La sezione successiva è dedicata alla “Mondanitè”: in essa, malgrado la raffinatezza che Doisneau riesce a cogliere per “Vogue” in queste sale da ballo sontuose e ricche, è evidente come il fotografo si senta in difficoltà nell’approcciarsi a un ambito modaiolo che non lo stimola e che non lo interessa. Eppure riesce, dietro quel lusso e quegli eccessi che deve fotografare su commissione, a raccontare la futilità e la vanità di queste signore durante un “Vernissage à la Galerie Charpentier”, ben lontane dalle donne popolane che era solito ritrarre per strada. Si potrebbe pensare che Doisneau abbia tradito sé stesso in quel periodo, ma in realtà, appena aveva del tempo libero, ritornava a vagare negli angoli di Parigi in cerca del suo mondo genuino, dei suoi scorci sinceri, della sua gente umile ma piena di storie e vissuto.

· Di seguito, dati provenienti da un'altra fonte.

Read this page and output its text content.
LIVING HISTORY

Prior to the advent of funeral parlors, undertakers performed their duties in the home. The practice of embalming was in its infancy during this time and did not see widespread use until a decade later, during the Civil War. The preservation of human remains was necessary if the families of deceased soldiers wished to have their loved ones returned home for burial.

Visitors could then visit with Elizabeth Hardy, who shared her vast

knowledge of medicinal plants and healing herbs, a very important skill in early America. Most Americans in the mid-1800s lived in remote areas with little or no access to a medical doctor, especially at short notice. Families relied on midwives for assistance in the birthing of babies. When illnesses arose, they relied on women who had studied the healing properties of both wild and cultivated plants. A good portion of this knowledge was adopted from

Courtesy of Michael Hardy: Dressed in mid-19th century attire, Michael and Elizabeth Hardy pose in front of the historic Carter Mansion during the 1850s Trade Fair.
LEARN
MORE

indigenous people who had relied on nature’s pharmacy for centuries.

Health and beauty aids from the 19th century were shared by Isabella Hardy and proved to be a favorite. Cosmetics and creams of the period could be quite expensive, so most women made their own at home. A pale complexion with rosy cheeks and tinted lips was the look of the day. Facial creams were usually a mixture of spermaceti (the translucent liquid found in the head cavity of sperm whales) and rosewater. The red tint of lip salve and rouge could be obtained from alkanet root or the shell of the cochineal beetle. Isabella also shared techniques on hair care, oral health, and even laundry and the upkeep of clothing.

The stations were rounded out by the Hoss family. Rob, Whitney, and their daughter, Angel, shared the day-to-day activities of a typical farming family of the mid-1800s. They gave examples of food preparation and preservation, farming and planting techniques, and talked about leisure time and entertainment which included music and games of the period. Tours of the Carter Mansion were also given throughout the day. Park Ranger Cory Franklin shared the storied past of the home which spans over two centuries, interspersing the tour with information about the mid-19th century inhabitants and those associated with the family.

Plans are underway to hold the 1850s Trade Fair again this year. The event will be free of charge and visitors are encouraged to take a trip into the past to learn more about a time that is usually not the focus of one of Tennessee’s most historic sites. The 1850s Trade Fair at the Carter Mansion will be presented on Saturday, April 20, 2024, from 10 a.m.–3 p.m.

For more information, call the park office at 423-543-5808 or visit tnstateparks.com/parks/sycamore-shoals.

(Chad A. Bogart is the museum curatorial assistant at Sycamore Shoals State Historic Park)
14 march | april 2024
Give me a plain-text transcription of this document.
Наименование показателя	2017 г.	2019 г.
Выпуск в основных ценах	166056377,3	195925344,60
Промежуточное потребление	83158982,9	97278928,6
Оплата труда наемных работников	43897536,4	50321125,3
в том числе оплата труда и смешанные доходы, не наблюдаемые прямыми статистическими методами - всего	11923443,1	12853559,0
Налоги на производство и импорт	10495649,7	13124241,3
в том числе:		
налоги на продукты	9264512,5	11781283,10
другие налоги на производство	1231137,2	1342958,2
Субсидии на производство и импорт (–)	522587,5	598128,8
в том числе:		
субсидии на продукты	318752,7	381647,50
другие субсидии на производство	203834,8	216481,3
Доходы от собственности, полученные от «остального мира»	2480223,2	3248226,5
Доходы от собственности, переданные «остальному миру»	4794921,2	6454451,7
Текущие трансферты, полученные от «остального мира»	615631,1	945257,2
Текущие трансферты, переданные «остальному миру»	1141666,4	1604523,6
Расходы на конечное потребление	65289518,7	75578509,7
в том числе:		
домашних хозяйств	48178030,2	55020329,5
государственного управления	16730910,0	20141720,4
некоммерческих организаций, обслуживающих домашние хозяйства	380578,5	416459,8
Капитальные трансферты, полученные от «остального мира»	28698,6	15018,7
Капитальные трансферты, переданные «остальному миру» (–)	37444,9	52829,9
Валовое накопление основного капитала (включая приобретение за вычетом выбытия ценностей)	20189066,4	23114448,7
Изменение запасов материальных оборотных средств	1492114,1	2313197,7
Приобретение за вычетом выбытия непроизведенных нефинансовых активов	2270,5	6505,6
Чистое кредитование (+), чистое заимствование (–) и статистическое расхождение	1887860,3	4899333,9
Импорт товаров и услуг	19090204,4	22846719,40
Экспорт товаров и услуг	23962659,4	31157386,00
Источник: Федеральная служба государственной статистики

L’ultima parte è dedicata a una serie di ritratti di “Célebrités” più o meno eccentriche che frequentavano i café parigini, personaggi del calibro di Colette, Jacques Prévert e Simone de Beauvoir. Vi riportiamo qui lo scatto celebrativo “Picasso dans l’atelier de Mougins” del 1963, in cui il pittore appare in una posa istrionica, circondato da alcuni suoi dipinti.
La mostra è sicuramente riuscita: risulta variegata e lascia molto spazio alle fotografie che si offrono nude e meravigliosamente essenziali allo spettatore, guidato dal gusto e dallo stile di Doisneau che viene magistralmente raccontato dalla sua eredità artistica. I capolavori esposti saranno disponibili fino al 12 novembre, con un biglietto d’ingresso intero di €12 (incluso di audio-guida). Dunque, se come noi amate la riviera adriatica e la dolce vita romagnola, non perdetevi “Un certain Robert Doisneau”, un tributo che nella cornice riccionese di Villa Mussolini incanta e sorprende al punto che tornereste a rivederla ogni giorno.